K.B. Kannampilly: “Datelining articles as 5 minutes ago etc, may be useful to highlight breaking stories. But in the article itself, the proper date and time should be given. This is required in case somebody wants to cite that article in any other forum.”
English subtitles please!
Izra Naur: “I am from Kerala and really love your journalism. Request you, however, to please provide English subtitles for your Hindi videos so that a wider audience can access them.
Praveen Sharma, Prabin Basnett, Nakul Sharma, Loknath Chettri:
“We are students of Sikkim Government College, Geyzing, who were expelled from the college for exercising our right to free speech and association guaranteed under the Constitution of India. The fact is that Geyzing College lacks basic infrastructure even after 10 years of its initiation in the year 2010. The students have been raising the demand for the early completion of the college building – meant to be finished by 2015 – for a long time.
Students therefore organised a demonstration in the month of March 2020 within the college premises after several petitions and representations to concerned departments failed to yield results.

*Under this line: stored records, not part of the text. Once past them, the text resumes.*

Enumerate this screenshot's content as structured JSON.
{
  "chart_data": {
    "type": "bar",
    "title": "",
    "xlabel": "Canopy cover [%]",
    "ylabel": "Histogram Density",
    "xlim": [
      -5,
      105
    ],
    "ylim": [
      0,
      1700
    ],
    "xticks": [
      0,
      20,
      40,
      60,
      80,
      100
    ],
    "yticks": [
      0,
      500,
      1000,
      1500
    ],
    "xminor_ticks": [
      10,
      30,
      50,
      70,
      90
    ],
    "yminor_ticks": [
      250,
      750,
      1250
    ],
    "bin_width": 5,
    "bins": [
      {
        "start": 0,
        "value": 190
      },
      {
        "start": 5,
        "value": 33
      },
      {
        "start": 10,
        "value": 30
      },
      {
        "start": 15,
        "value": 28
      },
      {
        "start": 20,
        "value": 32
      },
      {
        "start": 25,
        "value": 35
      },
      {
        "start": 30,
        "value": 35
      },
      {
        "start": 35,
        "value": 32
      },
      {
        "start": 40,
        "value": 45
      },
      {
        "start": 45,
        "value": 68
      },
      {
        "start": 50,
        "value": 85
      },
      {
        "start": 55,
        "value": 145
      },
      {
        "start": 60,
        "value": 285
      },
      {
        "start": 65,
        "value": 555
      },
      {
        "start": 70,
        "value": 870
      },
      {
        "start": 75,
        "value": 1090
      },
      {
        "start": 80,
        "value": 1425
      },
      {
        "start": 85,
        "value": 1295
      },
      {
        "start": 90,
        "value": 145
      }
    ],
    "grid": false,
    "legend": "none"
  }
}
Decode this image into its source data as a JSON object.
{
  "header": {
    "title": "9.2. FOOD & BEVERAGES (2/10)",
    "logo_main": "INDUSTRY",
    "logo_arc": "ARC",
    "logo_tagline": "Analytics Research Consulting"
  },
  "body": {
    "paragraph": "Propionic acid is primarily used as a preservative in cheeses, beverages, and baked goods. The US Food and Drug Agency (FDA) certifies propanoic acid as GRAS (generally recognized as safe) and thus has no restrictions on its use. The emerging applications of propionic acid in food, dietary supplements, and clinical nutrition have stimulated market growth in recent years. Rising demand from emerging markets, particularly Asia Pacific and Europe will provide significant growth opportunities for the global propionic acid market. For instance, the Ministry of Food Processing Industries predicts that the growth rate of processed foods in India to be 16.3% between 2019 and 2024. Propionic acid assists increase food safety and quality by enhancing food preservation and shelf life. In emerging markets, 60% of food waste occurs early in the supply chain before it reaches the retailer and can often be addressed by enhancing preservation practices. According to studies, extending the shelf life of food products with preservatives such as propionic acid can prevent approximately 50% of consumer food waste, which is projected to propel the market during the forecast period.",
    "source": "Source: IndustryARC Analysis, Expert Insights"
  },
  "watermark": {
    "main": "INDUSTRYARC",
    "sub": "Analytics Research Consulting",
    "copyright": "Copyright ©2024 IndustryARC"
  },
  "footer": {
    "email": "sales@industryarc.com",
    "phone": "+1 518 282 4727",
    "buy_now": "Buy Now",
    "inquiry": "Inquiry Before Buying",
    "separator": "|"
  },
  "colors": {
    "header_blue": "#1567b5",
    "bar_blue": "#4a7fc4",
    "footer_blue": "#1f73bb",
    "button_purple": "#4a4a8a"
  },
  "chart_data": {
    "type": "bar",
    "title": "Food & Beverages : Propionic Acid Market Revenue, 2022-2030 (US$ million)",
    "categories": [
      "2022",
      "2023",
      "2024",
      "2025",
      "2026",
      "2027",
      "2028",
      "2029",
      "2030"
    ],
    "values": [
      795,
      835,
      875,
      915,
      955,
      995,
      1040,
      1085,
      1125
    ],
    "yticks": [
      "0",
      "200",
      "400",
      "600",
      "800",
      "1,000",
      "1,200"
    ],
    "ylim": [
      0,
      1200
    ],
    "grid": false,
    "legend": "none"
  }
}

The demonstration ended after the intervention of Chief Minister of Sikkim, who invited the students for a meeting in the presence of the education minister, officials, the media, as well as the leaders of the Sikkim Krantikari Morcha Party. The meeting concluded after the Education Department issued a written assurance with a promise to complete the first phase of the work within three months. But, sadly, the work is nowhere near completion even in the month of February 2021. This led to a delegation of 30 students meeting the education minister. However, he completely ignored us even though we waited outside the office of the Education Department for three days. Thereafter, on February 5, we again went to meet the additional chief secretary and requested him to arrange a meeting, but instead of resolving our issues, the police were called in. That night we decided to spend night in the premises of Education Department as we were denied permission to stay at Janata Bhawan (a subsidised public facility). At 10.30 pm, the lights in the premises were put off and the police force dragged us to police vehicle as if the protesting students were dreaded criminals. Various dramatic episodes unfolded after that and the ruling SKM party even called a press conference to label innocent students as “terrorists and anti-nationals”.
Thereafter, we went back to college and started attending classes but the harassment continued in one form or the other. On February 19, the management called for a parents’ meeting. In that meeting, without giving us an opportunity to express our views, the principal handed expulsion orders to four of us, although more than 30 students had participated in the protest.
Such an arbitrary and illegal decision of the college has left us bewildered. Our future is uncertain and our parents along with us are undergoing huge mental pressure and trauma. A grave injustice has been meted out to us, simply for exercising our rights as students and citizens. We hope media platforms like yours will demand that the college immediately withdraws its expulsion order.